The method minimizes the communication bandwidth and frequency, only relying on infrequent updates due to changes in a grid topology.
6.3.4 Applicability to Different Protection Relays and Fault Types
The proposed method specifies the communication requirements and optimizes relay settings. While we demonstrated our method on inverse-time protection relays, the method can be extended to other protection devices, such as distance relays, to adapt their operation to changing grid conditions. We emphasize that the main contribution of the paper is the data-driven component: applying GDA to the adaptive protection of power systems.
We demonstrated the strategy for 3-phase faults. The proposed strategy is applicable to other fault types. In the same way that relay settings were computed for 3 phase faults in the paper, data can be generated and relay settings can be computed for other fault types. The relay settings will be stored on the relay IED memory. During a fault, the relay will use the current and voltage measurement to distinguish the fault type. The relay settings for the fault type and relay mode will be used to compute an operation time and isolate the faulted phases.
7 Conclusion
In recent years, there has been a growing interest in utilizing machine learning for adaptive protection in power systems, leveraging the increasing amount of power system data. However, safety-critical applications such as power system protection require methods that are transparent, interpretable, and easily validated. Deep learning methods, although highly accurate, are difficult to validate – presenting a significant risk to their utilization for power system protection.
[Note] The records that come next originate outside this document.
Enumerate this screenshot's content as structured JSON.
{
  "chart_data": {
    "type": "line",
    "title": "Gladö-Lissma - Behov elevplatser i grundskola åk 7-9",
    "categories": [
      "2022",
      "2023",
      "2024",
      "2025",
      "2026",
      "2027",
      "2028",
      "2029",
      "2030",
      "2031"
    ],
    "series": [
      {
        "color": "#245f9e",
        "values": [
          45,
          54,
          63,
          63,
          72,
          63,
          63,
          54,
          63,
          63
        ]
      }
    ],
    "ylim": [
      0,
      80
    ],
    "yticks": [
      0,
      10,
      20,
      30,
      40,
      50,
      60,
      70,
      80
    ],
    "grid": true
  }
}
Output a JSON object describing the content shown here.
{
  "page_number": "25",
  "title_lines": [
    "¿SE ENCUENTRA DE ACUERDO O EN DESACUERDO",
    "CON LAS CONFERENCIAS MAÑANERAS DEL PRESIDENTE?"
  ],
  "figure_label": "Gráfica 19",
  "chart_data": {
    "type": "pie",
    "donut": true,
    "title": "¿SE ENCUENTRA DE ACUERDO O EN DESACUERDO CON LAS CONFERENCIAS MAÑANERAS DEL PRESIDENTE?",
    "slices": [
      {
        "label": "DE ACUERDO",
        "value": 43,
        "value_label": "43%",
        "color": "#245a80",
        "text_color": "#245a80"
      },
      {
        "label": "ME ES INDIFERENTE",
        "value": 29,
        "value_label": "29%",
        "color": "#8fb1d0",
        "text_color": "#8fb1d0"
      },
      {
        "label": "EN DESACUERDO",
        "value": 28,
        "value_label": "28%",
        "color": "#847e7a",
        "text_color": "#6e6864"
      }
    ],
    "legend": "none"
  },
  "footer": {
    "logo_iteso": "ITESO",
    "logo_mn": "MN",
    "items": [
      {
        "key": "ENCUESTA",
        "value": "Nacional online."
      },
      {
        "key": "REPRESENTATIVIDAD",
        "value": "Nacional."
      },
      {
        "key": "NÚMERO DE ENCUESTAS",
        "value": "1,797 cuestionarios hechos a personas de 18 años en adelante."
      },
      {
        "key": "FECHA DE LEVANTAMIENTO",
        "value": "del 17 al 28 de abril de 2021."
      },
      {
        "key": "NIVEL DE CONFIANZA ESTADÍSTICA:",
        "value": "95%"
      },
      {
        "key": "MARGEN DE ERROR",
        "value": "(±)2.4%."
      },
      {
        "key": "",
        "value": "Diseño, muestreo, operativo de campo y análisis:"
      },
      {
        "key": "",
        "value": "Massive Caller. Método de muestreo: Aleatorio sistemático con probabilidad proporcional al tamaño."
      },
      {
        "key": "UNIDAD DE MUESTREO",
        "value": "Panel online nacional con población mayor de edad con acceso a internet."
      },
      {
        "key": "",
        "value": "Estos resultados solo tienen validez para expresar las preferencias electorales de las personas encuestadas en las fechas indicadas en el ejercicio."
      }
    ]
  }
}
To address this issue, we propose a novel adaptive protection strategy for inverse-time relays based on probabilistic machine learning, specifically Gaussian discriminant analysis. We apply the strategy to distill power system data to inverse-time relay settings, generating operation curves that can be used to verify and validate protection decisions. We demonstrate the use of our strategy for fault detection and localization, relay coordination and optimization, and protection management by specifying minimal communication requirements for adapting relays. To demonstrate the effectiveness of our method, we apply it to the protection of the CIGRE medium voltage grid, as it switches between islanded and grid-connected modes of operation, as well as radial and mesh topology in the presence of distributed generation.